Monday, November 27, 2006

Planning the future

On Friday I was pleased to get a call from Ian Graham suggesting we go for lunch. Ian is the director of the Schola Gregoriana of Northumbria and we have worked together in matters of liturgy since 1993. Ian has just created a blog for the schola. Lunch was happily at the Black Door restaurant just opposite the cathedral. Fr Charles Briggs was coming to stay with me for the weekend and this afforded me the opportunity to get in some practice for the weekend`s meals.

My links with the schola have not been as strong recently since I left Gateshead and have now very limited opportunity to celebrate sung Mass in the traditional rite. However we have had a few `private` sung Masses at Forest Hall and Ian has tried to introduce Gregorian chant at the main Sunday Mass on three occasions. Participation by the congregation steadily increased with each Mass but we have not had a `chant Sunday` for a few months now.

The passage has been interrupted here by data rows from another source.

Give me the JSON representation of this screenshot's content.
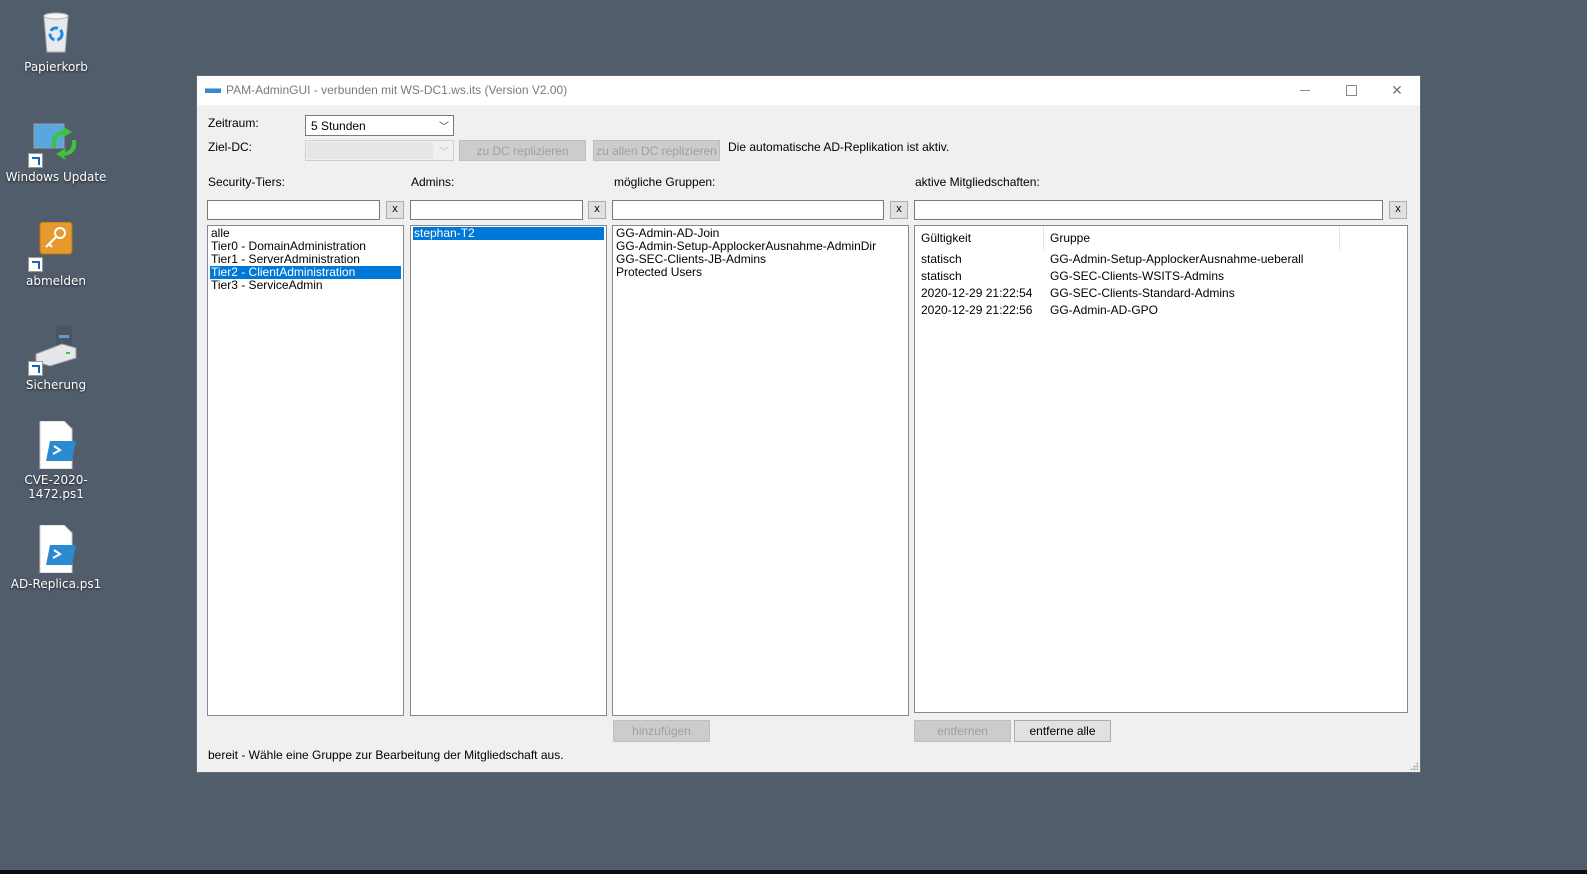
{
  "desktop": {
    "icons": [
      {
        "label": "Papierkorb",
        "icon": "recycle-bin-icon"
      },
      {
        "label": "Windows Update",
        "icon": "windows-update-icon"
      },
      {
        "label": "abmelden",
        "icon": "key-icon"
      },
      {
        "label": "Sicherung",
        "icon": "backup-drive-icon"
      },
      {
        "label": "CVE-2020-1472.ps1",
        "icon": "powershell-script-icon"
      },
      {
        "label": "AD-Replica.ps1",
        "icon": "powershell-script-icon"
      }
    ]
  },
  "window": {
    "title": "PAM-AdminGUI - verbunden mit WS-DC1.ws.its (Version V2.00)"
  },
  "toolbar": {
    "zeitraum_label": "Zeitraum:",
    "zeitraum_value": "5 Stunden",
    "zieldc_label": "Ziel-DC:",
    "zieldc_value": "",
    "replicate_dc_button": "zu DC replizieren",
    "replicate_all_button": "zu allen DC replizieren",
    "replication_status": "Die automatische AD-Replikation ist aktiv."
  },
  "panels": {
    "tiers": {
      "label": "Security-Tiers:",
      "filter": "",
      "clear": "x",
      "items": [
        "alle",
        "Tier0 - DomainAdministration",
        "Tier1 - ServerAdministration",
        "Tier2 - ClientAdministration",
        "Tier3 - ServiceAdmin"
      ],
      "selected_index": 3
    },
    "admins": {
      "label": "Admins:",
      "filter": "",
      "clear": "x",
      "items": [
        "stephan-T2"
      ],
      "selected_index": 0
    },
    "groups": {
      "label": "mögliche Gruppen:",
      "filter": "",
      "clear": "x",
      "items": [
        "GG-Admin-AD-Join",
        "GG-Admin-Setup-ApplockerAusnahme-AdminDir",
        "GG-SEC-Clients-JB-Admins",
        "Protected Users"
      ],
      "add_button": "hinzufügen"
    },
    "memberships": {
      "label": "aktive Mitgliedschaften:",
      "filter": "",
      "clear": "x",
      "columns": [
        "Gültigkeit",
        "Gruppe"
      ],
      "rows": [
        [
          "statisch",
          "GG-Admin-Setup-ApplockerAusnahme-ueberall"
        ],
        [
          "statisch",
          "GG-SEC-Clients-WSITS-Admins"
        ],
        [
          "2020-12-29 21:22:54",
          "GG-SEC-Clients-Standard-Admins"
        ],
        [
          "2020-12-29 21:22:56",
          "GG-Admin-AD-GPO"
        ]
      ],
      "remove_button": "entfernen",
      "remove_all_button": "entferne alle"
    }
  },
  "status_bar": "bereit - Wähle eine Gruppe zur Bearbeitung der Mitgliedschaft aus."
}
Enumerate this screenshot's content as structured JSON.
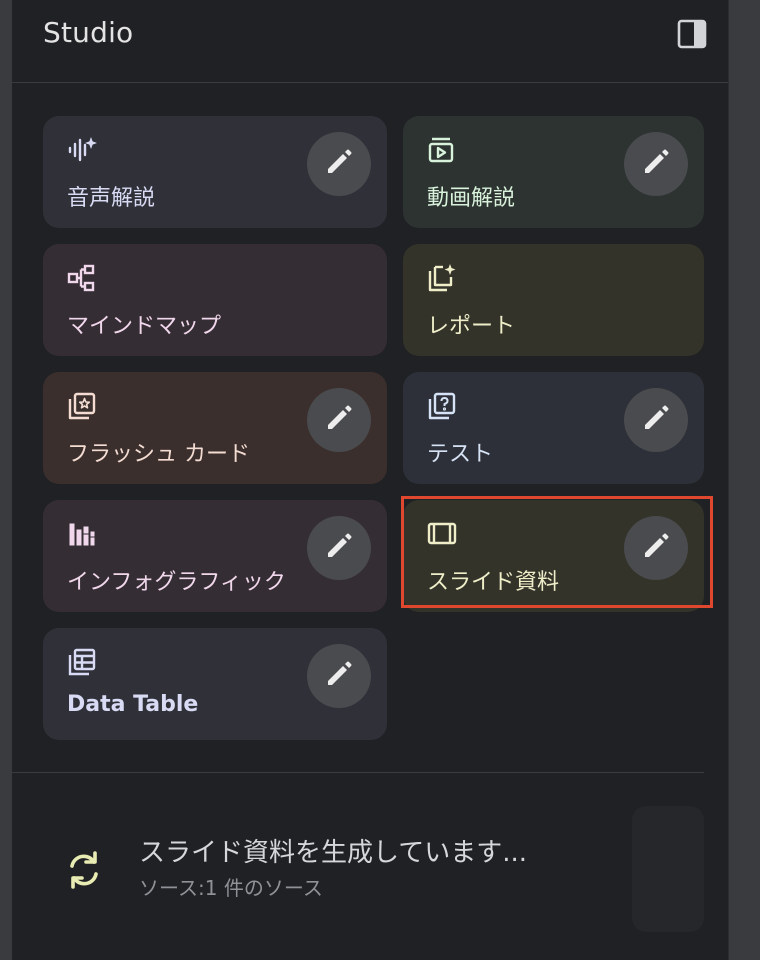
{
  "header": {
    "title": "Studio",
    "toggle_icon": "side-panel-icon"
  },
  "cards": [
    {
      "label": "音声解説",
      "icon": "audio-sparkle-icon",
      "bg": "#2f3038",
      "fg": "#d9dbf5",
      "has_edit": true
    },
    {
      "label": "動画解説",
      "icon": "video-play-icon",
      "bg": "#2c3330",
      "fg": "#d8f2dc",
      "has_edit": true
    },
    {
      "label": "マインドマップ",
      "icon": "mind-map-icon",
      "bg": "#352d34",
      "fg": "#f1d7ec",
      "has_edit": false
    },
    {
      "label": "レポート",
      "icon": "report-sparkle-icon",
      "bg": "#33332a",
      "fg": "#efeec9",
      "has_edit": false
    },
    {
      "label": "フラッシュ カード",
      "icon": "flashcards-icon",
      "bg": "#3a2f2c",
      "fg": "#f4dcd3",
      "has_edit": true
    },
    {
      "label": "テスト",
      "icon": "quiz-icon",
      "bg": "#2d3038",
      "fg": "#d6e2f5",
      "has_edit": true
    },
    {
      "label": "インフォグラフィック",
      "icon": "infographic-icon",
      "bg": "#352d34",
      "fg": "#f1d7ec",
      "has_edit": true
    },
    {
      "label": "スライド資料",
      "icon": "slides-icon",
      "bg": "#33332a",
      "fg": "#efeec9",
      "has_edit": true
    },
    {
      "label": "Data Table",
      "icon": "table-icon",
      "bg": "#2f3038",
      "fg": "#d9dbf5",
      "has_edit": true
    }
  ],
  "status": {
    "title": "スライド資料を生成しています...",
    "subtitle": "ソース:1 件のソース",
    "icon": "sync-icon"
  },
  "highlight_color": "#e0472f"
}
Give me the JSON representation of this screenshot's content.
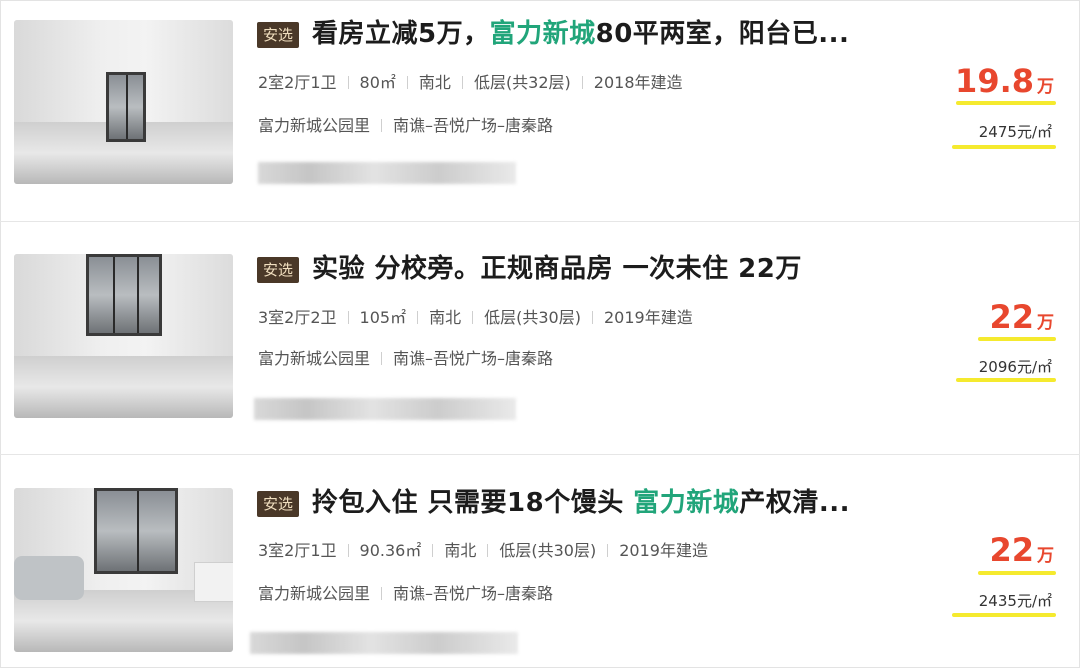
{
  "listings": [
    {
      "badge": "安选",
      "title_pre": "看房立减5万，",
      "title_hl": "富力新城",
      "title_post": "80平两室，阳台已...",
      "layout": "2室2厅1卫",
      "area": "80㎡",
      "orientation": "南北",
      "floor": "低层(共32层)",
      "year": "2018年建造",
      "community": "富力新城公园里",
      "district": "南谯–吾悦广场–唐秦路",
      "price": "19.8",
      "price_unit": "万",
      "unit_price": "2475元/㎡"
    },
    {
      "badge": "安选",
      "title_pre": "实验 分校旁。正规商品房 一次未住 22万",
      "title_hl": "",
      "title_post": "",
      "layout": "3室2厅2卫",
      "area": "105㎡",
      "orientation": "南北",
      "floor": "低层(共30层)",
      "year": "2019年建造",
      "community": "富力新城公园里",
      "district": "南谯–吾悦广场–唐秦路",
      "price": "22",
      "price_unit": "万",
      "unit_price": "2096元/㎡"
    },
    {
      "badge": "安选",
      "title_pre": "拎包入住 只需要18个馒头 ",
      "title_hl": "富力新城",
      "title_post": "产权清...",
      "layout": "3室2厅1卫",
      "area": "90.36㎡",
      "orientation": "南北",
      "floor": "低层(共30层)",
      "year": "2019年建造",
      "community": "富力新城公园里",
      "district": "南谯–吾悦广场–唐秦路",
      "price": "22",
      "price_unit": "万",
      "unit_price": "2435元/㎡"
    }
  ],
  "colors": {
    "highlight": "#21a57a",
    "price": "#e8472e",
    "badge_bg": "#4a3828",
    "marker": "#f5ea2e"
  }
}
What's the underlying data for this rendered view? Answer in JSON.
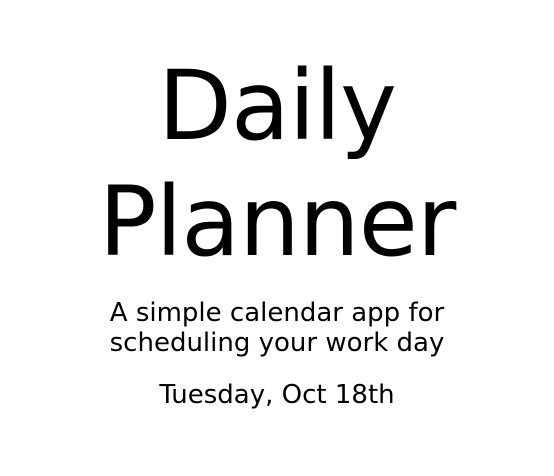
{
  "header": {
    "title_line1": "Daily",
    "title_line2": "Planner",
    "lead": "A simple calendar app for scheduling your work day",
    "current_day": "Tuesday, Oct 18th"
  },
  "colors": {
    "background": "#ffffff",
    "text": "#000000"
  }
}
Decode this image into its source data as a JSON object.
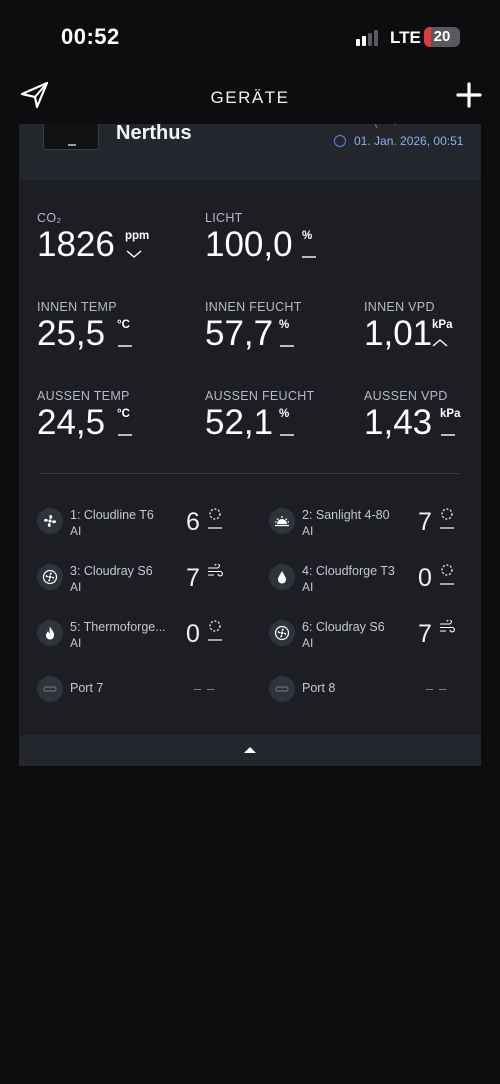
{
  "status_bar": {
    "time": "00:52",
    "network": "LTE",
    "battery": "20",
    "battery_fraction": 0.2,
    "signal_bars_active": 2,
    "signal_bars_total": 4
  },
  "nav": {
    "title": "GERÄTE",
    "logo_icon": "paper-plane-logo-icon",
    "add_icon": "plus-icon"
  },
  "device": {
    "name": "Nerthus",
    "last_update": "01. Jan. 2026, 00:51"
  },
  "metrics": {
    "co2": {
      "label": "CO₂",
      "value": "1826",
      "unit": "ppm",
      "trend": "down"
    },
    "light": {
      "label": "LICHT",
      "value": "100,0",
      "unit": "%",
      "trend": "flat"
    },
    "inner_temp": {
      "label": "INNEN TEMP",
      "value": "25,5",
      "unit": "°C",
      "trend": "flat"
    },
    "inner_humidity": {
      "label": "INNEN FEUCHT",
      "value": "57,7",
      "unit": "%",
      "trend": "flat"
    },
    "inner_vpd": {
      "label": "INNEN VPD",
      "value": "1,01",
      "unit": "kPa",
      "trend": "up"
    },
    "outer_temp": {
      "label": "AUSSEN TEMP",
      "value": "24,5",
      "unit": "°C",
      "trend": "flat"
    },
    "outer_humidity": {
      "label": "AUSSEN FEUCHT",
      "value": "52,1",
      "unit": "%",
      "trend": "flat"
    },
    "outer_vpd": {
      "label": "AUSSEN VPD",
      "value": "1,43",
      "unit": "kPa",
      "trend": "flat"
    }
  },
  "ports": [
    {
      "name": "1: Cloudline T6",
      "mode": "AI",
      "level": "6",
      "icon": "fan-icon",
      "state": "idle"
    },
    {
      "name": "2: Sanlight 4-80",
      "mode": "AI",
      "level": "7",
      "icon": "sunrise-icon",
      "state": "idle"
    },
    {
      "name": "3: Cloudray S6",
      "mode": "AI",
      "level": "7",
      "icon": "fan-icon",
      "state": "wind"
    },
    {
      "name": "4: Cloudforge T3",
      "mode": "AI",
      "level": "0",
      "icon": "water-drop-icon",
      "state": "idle"
    },
    {
      "name": "5: Thermoforge...",
      "mode": "AI",
      "level": "0",
      "icon": "flame-icon",
      "state": "idle"
    },
    {
      "name": "6: Cloudray S6",
      "mode": "AI",
      "level": "7",
      "icon": "fan-icon",
      "state": "wind"
    },
    {
      "name": "Port 7",
      "empty_text": "– –",
      "icon": "plug-icon"
    },
    {
      "name": "Port 8",
      "empty_text": "– –",
      "icon": "plug-icon"
    }
  ],
  "colors": {
    "background": "#0d0d0f",
    "card": "#1d1e23",
    "card_header": "#23262d",
    "accent_blue": "#5b8cde",
    "battery_red": "#e0393e"
  }
}
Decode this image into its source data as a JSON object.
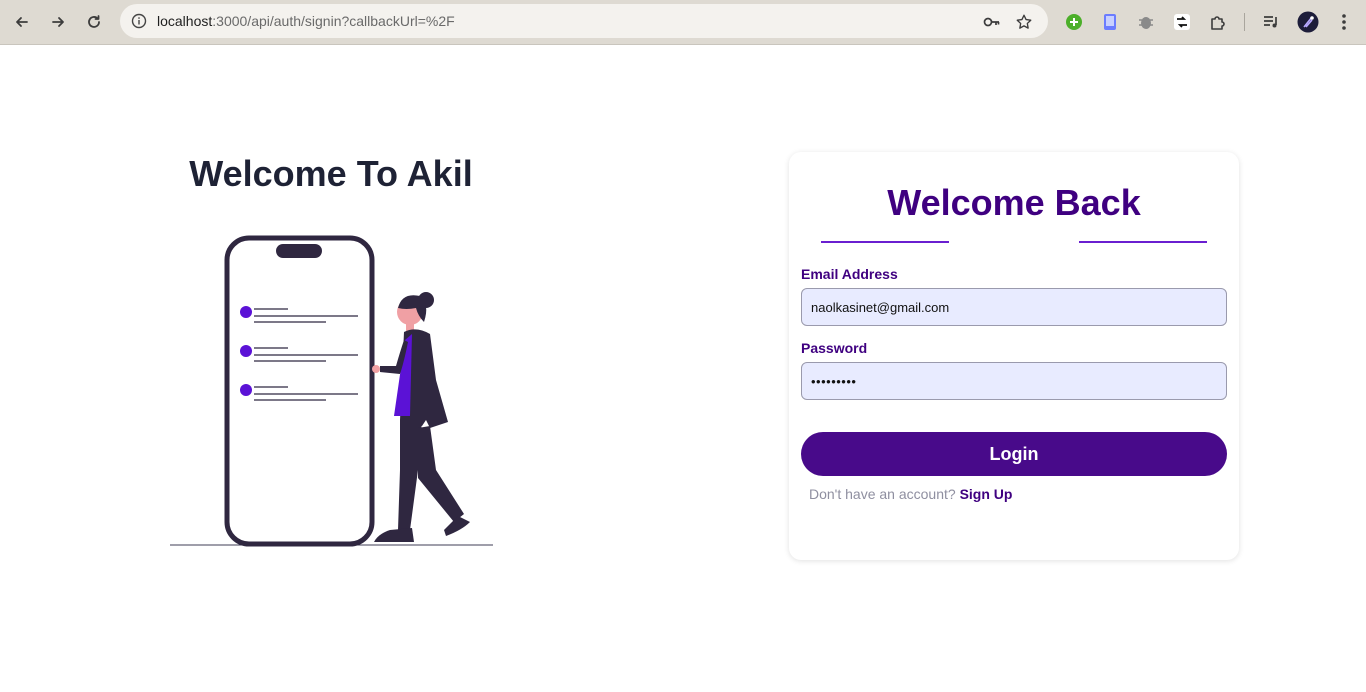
{
  "browser": {
    "url_host": "localhost",
    "url_path": ":3000/api/auth/signin?callbackUrl=%2F",
    "icons": [
      "back-icon",
      "forward-icon",
      "reload-icon",
      "site-info-icon",
      "password-key-icon",
      "bookmark-star-icon",
      "extension-icons",
      "extensions-puzzle-icon",
      "media-control-icon",
      "profile-avatar-icon",
      "menu-kebab-icon"
    ]
  },
  "hero": {
    "title": "Welcome To Akil"
  },
  "login": {
    "title": "Welcome Back",
    "email_label": "Email Address",
    "email_value": "naolkasinet@gmail.com",
    "password_label": "Password",
    "password_value": "•••••••••",
    "login_button": "Login",
    "signup_prompt": "Don't have an account?",
    "signup_link": "Sign Up"
  },
  "colors": {
    "brand": "#3f0080",
    "button": "#480a8a",
    "accent": "#5b12d6",
    "input_bg": "#e8ebff"
  }
}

The purpose of the lunch was to discuss our future plans. We hope to revive the chant Sundays at Forest Hall, starting with very simple Mass settings to get people familiar with what is going on. It is unfortunate that the church organ lies in ruins in the choir loft, but we can manage without it for the time being. So I hope that in the New Year we can start with a regular Sunday each month to get this project up and running again. The two ladies of the parish choir have been keen to be involved and I hope that in time others may make their way upstairs to join the group.

Apart from that Ian suggested that we have Mass in the traditional rite every day during the Octave of Christmas, although probably not on Sunday. We hope to have a couple of sung Masses among them. These Masses will be at 11am each day apart from Saturday when it will be at the usual 10am. I don`t know why I`ve never thought of trying this before.
Maybe by then, if the Holy Father gets back safely from Turkey, we will have the new indult and life will be much easier.

2 comments:

Augustinus said...

Good to hear this, Father. I wish you well with the initiative and hope you get a good deal of loyal support.

I'm interested in the organ lying in ruins? I assume it's a pipe organ and just wonder if it's repairable. Any chance it can be brought back to life?

I was once organist of a Church where the really magnificent pipe organ required about £10k to be spent on it. It was deemed at the time that no funding was available (though not many years later, under a different PP, the church was wreckovated for £70k) and it was 'sold' to a school for a paltry sum - the intention being that it would be rebuilt there as a school project - wholly unrealistic, but there we are. Wonder what happened to that instrument. Meanwhile, I understand that the Church is now on its 3rd electronic instrument. The words 'false economy' come to me.

Fr Michael Brown said...

Thanks Augustinus. I`m not sure how interested you would be in the remains of the pipe organ. It doesn`t look as if it was ever magnificent. I have rung the local organ builders twice to come and look at it but they haven`t responded to my messages. In the meantime we have (horribile dictu) a mini-disc player to play through the public address system on which the organ accompaniments are recorded for each (English) Mass.